Question

In ambiguous case if a, b and A are given and if there are two possible values of third side, are $c_{1}$ and $c_{2}$, then

• A. $c_{1} - c_{2} = 2\sqrt{(a^{2} + b^{2}\sin^{2}A)}$
• B. $c_{1} - c_{2} = 2\sqrt{(a^{2} - b^{2}\sin^{2}A)}$
• C. $c_{1} - c_{2} = 4\sqrt{(a^{2} + b^{2}\sin^{2}A)}$
• D. $c_{1} - c_{2} = 3\sqrt{(a^{2} - b^{2}\sin^{2}A)}$

Answer 1

Answer: (B)

$c_{1} - c_{2} = 2\sqrt{(a^{2} - b^{2}\sin^{2}A)}$

Answer 2

$\cos A = \frac{b^{2} + c^{2} - a^{2}}{2bc}$ or $c^{2} - (2b\cos A)c + (b^{2} - a^{2}) = 0$

Which is quadratic equation in c.

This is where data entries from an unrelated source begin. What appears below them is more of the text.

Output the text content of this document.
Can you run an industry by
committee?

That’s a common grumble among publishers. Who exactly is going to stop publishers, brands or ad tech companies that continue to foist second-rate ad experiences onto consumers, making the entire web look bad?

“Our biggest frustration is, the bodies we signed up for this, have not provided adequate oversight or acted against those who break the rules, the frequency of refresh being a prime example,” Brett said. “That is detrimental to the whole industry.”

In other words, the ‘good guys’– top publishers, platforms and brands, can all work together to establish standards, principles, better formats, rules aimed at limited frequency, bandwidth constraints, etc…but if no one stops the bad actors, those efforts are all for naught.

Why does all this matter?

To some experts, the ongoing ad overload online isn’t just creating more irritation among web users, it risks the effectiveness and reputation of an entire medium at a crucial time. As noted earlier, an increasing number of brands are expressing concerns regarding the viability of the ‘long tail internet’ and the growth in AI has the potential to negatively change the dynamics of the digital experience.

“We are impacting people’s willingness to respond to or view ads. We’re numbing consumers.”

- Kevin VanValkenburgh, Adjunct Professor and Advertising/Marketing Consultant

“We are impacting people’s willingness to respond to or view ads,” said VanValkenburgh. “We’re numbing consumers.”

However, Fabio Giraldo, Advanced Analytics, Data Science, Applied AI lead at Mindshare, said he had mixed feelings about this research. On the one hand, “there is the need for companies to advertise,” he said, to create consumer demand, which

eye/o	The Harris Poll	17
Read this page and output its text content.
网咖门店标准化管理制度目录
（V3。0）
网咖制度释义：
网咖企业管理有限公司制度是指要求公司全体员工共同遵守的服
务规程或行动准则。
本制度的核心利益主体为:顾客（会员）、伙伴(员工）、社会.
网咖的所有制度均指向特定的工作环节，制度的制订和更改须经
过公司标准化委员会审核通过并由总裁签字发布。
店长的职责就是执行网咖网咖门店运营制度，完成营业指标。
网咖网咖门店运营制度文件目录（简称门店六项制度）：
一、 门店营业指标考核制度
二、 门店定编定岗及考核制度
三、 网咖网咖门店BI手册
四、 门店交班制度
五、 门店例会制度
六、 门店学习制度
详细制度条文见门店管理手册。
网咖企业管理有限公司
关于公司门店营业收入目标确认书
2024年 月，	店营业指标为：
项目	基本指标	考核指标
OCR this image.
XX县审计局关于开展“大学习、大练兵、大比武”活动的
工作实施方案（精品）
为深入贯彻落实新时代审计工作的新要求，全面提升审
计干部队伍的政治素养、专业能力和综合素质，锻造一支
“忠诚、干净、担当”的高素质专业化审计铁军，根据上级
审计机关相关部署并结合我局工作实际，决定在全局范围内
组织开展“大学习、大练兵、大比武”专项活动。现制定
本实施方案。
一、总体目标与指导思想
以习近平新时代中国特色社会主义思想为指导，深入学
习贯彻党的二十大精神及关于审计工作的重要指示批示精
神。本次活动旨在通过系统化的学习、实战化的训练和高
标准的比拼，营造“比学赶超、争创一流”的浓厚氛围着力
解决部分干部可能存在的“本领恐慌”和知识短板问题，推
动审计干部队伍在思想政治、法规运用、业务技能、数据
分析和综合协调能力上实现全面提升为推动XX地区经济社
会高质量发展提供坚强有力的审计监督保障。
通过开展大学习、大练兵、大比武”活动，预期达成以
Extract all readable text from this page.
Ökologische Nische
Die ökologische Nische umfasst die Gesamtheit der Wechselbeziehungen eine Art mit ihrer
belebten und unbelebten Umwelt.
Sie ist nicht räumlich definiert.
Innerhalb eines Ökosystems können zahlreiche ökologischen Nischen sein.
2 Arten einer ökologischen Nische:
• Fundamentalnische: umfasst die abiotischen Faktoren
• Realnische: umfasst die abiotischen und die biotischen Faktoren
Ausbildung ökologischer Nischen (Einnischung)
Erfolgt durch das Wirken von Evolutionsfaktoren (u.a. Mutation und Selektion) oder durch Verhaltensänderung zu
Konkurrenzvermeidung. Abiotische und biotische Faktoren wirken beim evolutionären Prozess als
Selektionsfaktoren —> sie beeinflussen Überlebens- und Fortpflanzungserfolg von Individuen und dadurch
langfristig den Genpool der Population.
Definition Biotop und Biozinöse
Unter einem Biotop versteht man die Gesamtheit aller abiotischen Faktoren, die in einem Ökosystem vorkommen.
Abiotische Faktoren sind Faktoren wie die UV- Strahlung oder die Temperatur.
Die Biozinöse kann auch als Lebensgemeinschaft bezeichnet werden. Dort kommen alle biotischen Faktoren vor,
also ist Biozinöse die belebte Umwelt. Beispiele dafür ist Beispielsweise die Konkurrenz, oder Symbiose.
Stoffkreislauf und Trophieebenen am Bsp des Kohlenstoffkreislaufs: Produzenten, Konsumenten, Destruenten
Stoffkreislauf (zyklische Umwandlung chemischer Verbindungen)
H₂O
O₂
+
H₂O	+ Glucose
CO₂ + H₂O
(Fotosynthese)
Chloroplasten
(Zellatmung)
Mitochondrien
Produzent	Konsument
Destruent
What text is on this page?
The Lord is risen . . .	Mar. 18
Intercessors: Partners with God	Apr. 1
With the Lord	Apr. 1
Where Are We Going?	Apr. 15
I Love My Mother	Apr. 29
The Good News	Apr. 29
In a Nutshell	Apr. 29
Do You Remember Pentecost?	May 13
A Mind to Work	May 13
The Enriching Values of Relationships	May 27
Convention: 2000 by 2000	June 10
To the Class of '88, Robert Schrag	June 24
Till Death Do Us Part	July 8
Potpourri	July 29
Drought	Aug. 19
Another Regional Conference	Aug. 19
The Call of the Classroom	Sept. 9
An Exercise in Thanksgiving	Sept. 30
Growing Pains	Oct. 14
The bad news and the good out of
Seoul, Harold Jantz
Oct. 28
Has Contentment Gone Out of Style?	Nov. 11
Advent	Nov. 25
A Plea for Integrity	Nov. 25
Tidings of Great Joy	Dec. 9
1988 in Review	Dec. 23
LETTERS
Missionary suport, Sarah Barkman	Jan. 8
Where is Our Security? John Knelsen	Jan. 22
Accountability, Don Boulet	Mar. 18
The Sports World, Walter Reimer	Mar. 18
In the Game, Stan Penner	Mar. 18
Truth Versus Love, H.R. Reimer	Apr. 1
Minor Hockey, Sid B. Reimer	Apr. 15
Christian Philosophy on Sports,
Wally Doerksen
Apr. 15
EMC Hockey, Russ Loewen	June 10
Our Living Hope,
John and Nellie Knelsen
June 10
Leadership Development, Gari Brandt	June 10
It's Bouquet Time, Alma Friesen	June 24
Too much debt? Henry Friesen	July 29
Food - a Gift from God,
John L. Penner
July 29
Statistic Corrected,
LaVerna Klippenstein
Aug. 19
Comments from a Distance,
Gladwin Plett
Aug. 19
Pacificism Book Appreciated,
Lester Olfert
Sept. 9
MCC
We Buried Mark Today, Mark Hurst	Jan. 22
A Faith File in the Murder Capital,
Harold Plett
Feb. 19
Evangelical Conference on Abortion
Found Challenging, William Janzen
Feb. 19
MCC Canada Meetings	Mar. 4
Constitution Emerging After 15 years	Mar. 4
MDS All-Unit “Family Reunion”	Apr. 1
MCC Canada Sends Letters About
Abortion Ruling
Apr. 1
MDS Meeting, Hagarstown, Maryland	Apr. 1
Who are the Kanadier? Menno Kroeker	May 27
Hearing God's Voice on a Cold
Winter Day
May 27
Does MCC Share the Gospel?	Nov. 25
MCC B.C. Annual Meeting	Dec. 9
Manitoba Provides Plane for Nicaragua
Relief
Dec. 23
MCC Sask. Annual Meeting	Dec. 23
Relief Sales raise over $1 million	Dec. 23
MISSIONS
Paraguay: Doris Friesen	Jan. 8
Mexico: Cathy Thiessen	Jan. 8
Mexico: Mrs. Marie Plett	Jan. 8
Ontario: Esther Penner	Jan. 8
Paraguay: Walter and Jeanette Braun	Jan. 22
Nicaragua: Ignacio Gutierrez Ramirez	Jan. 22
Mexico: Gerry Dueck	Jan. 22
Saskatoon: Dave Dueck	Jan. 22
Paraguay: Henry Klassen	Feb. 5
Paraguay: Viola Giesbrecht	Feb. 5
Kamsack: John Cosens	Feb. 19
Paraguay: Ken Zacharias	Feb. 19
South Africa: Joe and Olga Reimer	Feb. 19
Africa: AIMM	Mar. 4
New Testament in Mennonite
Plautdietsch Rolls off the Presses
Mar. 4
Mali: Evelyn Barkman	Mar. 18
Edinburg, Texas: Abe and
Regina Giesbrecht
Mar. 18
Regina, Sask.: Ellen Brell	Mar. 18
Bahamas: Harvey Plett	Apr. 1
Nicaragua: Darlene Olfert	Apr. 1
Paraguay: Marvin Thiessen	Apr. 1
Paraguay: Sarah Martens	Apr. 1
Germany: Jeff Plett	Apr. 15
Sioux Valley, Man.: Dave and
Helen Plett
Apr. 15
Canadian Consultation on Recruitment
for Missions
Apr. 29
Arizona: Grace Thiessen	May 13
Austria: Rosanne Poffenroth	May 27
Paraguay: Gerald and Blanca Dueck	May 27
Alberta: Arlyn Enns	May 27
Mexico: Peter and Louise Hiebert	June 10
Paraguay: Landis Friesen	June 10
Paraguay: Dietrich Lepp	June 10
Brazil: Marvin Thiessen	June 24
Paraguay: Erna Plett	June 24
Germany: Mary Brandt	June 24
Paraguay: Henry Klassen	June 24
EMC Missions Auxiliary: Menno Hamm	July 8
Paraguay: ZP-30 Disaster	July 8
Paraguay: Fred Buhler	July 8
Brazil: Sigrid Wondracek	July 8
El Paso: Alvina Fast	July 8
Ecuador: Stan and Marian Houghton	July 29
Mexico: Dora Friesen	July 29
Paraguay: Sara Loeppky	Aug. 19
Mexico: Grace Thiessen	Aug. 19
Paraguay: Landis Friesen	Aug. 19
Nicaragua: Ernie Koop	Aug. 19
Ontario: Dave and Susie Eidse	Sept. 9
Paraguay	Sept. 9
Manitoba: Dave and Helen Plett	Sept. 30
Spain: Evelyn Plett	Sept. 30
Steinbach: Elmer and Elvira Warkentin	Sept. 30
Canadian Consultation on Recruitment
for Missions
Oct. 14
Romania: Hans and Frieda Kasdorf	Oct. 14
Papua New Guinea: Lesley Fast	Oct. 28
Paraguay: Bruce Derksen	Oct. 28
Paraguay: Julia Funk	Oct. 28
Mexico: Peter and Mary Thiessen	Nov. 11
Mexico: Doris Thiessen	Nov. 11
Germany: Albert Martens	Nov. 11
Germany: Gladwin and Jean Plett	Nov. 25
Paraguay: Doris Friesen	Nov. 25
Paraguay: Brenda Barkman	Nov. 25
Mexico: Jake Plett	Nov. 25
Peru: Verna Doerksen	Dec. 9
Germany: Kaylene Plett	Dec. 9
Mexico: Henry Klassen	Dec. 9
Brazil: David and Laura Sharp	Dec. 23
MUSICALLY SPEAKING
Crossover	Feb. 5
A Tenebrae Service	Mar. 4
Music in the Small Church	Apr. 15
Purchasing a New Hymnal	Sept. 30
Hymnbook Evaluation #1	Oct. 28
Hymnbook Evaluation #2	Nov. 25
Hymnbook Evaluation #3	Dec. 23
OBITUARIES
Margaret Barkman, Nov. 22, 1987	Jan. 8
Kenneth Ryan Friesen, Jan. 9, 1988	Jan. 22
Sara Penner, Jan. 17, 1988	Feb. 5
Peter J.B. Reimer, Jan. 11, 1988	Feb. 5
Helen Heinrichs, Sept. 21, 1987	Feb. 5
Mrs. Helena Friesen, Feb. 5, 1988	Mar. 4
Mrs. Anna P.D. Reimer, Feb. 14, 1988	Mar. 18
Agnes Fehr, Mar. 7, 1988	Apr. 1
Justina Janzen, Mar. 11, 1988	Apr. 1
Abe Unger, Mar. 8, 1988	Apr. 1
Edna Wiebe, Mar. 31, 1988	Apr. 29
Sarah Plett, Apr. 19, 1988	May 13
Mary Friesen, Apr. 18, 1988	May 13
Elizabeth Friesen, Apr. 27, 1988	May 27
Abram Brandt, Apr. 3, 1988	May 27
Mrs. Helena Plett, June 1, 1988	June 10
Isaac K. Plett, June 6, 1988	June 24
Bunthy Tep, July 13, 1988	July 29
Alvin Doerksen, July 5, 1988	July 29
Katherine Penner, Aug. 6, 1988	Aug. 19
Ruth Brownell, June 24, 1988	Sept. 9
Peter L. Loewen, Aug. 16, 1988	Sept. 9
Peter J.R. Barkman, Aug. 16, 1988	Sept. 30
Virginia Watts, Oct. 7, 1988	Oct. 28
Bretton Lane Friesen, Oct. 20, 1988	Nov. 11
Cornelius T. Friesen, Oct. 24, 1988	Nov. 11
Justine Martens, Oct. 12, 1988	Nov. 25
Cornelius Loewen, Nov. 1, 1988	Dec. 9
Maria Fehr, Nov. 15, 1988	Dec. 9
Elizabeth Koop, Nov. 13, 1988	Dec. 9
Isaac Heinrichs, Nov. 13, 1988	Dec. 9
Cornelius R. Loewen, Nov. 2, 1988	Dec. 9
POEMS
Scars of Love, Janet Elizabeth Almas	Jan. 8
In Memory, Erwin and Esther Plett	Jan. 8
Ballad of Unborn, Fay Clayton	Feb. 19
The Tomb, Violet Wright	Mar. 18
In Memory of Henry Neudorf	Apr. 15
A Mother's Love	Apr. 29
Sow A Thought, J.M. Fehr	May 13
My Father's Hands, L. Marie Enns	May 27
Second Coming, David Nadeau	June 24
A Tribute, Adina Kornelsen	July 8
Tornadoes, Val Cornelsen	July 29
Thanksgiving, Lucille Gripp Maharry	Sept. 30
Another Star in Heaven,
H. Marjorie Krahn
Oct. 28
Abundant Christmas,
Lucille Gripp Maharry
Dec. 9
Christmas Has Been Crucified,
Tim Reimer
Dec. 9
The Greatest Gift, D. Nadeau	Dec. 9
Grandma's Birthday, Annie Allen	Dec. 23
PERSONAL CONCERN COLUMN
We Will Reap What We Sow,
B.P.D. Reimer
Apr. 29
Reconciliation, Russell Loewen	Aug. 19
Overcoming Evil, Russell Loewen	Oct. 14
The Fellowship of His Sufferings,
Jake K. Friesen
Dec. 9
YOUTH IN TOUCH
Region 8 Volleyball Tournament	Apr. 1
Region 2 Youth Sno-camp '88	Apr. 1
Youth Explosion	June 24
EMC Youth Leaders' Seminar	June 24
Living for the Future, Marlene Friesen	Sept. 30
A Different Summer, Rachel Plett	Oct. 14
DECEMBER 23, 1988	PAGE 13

Let there be two roots, $c_{1}$ and $c_{2}$ of above quadratic equation then $c_{1} + c_{2} = 2b\cos A$ and $c_{1}c_{2} = b^{2} - a^{2}$

$\therefore$ $c_{1} - c_{2} = \sqrt{\lbrack(c_{1} + c_{2})^{2} - 4c_{1}c_{2}\rbrack}$ = $\sqrt{\lbrack(2b\cos A)^{2} - 4(b^{2} - a^{2})}$

= $\sqrt{\lbrack 4a^{2} - 4b^{2}(1 - \cos^{2}A)\rbrack}$= $2\sqrt{(a^{2} - b^{2}\sin^{2}A)}$.